SciPy

scipy.interpolate.LSQUnivariateSpline

class scipy.interpolate.LSQUnivariateSpline(x, y, t, w=None, bbox=[None, None], k=3)[source]

One-dimensional spline with explicit internal knots.

Fits a spline y=s(x) of degree k to the provided x, y data. t specifies the internal knots of the spline

Parameters:

x : (N,) array_like

Input dimension of data points – must be increasing

y : (N,) array_like

Input dimension of data points

t : (M,) array_like

interior knots of the spline. Must be in ascending order and bbox[0]<t[0]<...<t[-1]<bbox[-1]

w : (N,) array_like, optional

weights for spline fitting. Must be positive. If None (default), weights are all equal.

bbox : (2,) array_like, optional

2-sequence specifying the boundary of the approximation interval. If None (default), bbox=[x[0],x[-1]].

k : int, optional

Degree of the smoothing spline.
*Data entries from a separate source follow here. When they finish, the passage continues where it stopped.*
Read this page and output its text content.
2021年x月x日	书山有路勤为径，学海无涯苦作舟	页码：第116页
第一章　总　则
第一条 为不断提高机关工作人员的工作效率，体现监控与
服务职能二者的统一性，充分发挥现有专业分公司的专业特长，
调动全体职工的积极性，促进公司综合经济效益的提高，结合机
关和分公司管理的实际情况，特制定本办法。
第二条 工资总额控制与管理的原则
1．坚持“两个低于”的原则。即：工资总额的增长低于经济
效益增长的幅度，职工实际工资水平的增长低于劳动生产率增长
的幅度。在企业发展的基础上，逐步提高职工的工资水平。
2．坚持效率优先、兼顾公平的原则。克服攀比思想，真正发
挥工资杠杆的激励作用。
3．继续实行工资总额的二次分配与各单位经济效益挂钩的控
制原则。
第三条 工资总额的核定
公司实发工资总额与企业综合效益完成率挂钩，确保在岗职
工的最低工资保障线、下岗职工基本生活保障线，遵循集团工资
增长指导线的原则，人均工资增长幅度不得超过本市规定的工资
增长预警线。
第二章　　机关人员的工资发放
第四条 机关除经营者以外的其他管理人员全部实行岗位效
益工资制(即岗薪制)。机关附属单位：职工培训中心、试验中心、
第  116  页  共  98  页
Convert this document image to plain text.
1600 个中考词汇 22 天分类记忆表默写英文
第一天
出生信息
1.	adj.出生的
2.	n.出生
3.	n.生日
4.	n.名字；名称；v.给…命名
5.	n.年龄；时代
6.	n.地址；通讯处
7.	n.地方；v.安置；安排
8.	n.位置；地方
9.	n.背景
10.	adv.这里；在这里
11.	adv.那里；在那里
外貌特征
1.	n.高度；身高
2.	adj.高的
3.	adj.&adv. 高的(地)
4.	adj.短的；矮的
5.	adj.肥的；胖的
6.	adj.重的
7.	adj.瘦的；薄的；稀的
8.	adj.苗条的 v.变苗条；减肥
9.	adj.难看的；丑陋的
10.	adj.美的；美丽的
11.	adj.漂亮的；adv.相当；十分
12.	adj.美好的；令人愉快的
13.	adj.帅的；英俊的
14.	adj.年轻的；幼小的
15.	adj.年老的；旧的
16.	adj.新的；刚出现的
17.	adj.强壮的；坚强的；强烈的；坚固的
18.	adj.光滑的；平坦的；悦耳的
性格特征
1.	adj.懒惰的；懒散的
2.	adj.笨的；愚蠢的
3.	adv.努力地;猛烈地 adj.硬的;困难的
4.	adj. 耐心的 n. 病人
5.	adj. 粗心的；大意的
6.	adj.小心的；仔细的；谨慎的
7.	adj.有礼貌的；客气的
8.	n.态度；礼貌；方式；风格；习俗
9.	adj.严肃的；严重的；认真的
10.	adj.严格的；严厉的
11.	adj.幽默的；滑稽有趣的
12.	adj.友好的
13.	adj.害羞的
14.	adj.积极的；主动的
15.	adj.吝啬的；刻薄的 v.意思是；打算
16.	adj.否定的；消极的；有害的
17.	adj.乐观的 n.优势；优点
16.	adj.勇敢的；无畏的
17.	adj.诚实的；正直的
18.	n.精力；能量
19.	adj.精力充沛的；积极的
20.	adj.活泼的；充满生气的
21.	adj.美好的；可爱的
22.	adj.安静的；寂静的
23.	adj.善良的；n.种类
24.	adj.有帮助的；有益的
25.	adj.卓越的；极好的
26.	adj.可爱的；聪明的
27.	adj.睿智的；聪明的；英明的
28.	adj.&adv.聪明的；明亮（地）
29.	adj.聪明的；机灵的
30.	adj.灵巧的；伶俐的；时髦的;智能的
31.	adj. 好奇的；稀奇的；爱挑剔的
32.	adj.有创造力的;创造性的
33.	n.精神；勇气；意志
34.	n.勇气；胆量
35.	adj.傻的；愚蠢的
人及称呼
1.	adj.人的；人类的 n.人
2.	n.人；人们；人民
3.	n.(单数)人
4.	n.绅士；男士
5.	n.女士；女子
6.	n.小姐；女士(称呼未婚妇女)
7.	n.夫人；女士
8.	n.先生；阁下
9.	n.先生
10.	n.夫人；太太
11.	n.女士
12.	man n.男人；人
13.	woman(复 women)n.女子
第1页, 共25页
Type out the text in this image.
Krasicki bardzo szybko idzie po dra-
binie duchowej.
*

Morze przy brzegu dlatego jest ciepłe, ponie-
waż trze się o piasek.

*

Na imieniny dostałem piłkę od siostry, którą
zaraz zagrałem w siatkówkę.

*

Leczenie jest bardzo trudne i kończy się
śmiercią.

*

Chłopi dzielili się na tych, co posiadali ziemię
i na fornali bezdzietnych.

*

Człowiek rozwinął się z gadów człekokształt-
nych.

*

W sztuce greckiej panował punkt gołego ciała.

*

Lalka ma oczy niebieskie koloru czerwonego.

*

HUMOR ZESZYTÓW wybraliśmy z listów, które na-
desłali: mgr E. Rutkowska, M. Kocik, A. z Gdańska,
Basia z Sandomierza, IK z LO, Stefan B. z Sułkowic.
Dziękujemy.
Must be 1 <= k <= 5.

Raises:

ValueError

If the interior knots do not satisfy the Schoenberg-Whitney conditions

See also

UnivariateSpline
Superclass – knots are specified by setting a smoothing condition
InterpolatedUnivariateSpline
spline passing through all points
splrep
An older, non object-oriented wrapping of FITPACK

splev, sproot, splint, spalde

BivariateSpline
A similar class for two-dimensional spline interpolation

Notes

The number of data points must be larger than the spline degree k.

Examples

>>> from numpy import linspace,exp
>>> from numpy.random import randn
>>> from scipy.interpolate import LSQUnivariateSpline
>>> import matplotlib.pyplot as plt
>>> x = linspace(-3,3,100)
>>> y = exp(-x**2) + randn(100)/10
>>> t = [-1,0,1]
>>> s = LSQUnivariateSpline(x,y,t)
>>> xs = linspace(-3,3,1000)
>>> ys = s(xs)
>>> plt.plot(x, y, '.-')
>>> plt.plot(xs, ys)
>>> plt.show()

xs,ys is now a smoothed, super-sampled version of the noisy gaussian x,y with knots [-3,-1,0,1,3]

(Source code)

Methods

__call__(x[, nu]) Evaluate spline (or its nu-th derivative) at positions x.
antiderivative([n]) Construct a new spline representing the antiderivative of this spline.
derivative([n]) Construct a new spline representing the derivative of this spline.
derivatives(x) Return all derivatives of the spline at the point x.
get_coeffs() Return spline coefficients.
get_knots() Return positions of (boundary and interior) knots of the spline.
get_residual() Return weighted sum of squared residuals of the spline approximation: sum((w[i] * (y[i]-s(x[i])))**2, axis=0).
integral(a, b) Return definite integral of the spline between two given points.
roots() Return the zeros of the spline.
set_smoothing_factor(s) Continue spline computation with the given smoothing factor s and with the knots found at the last call.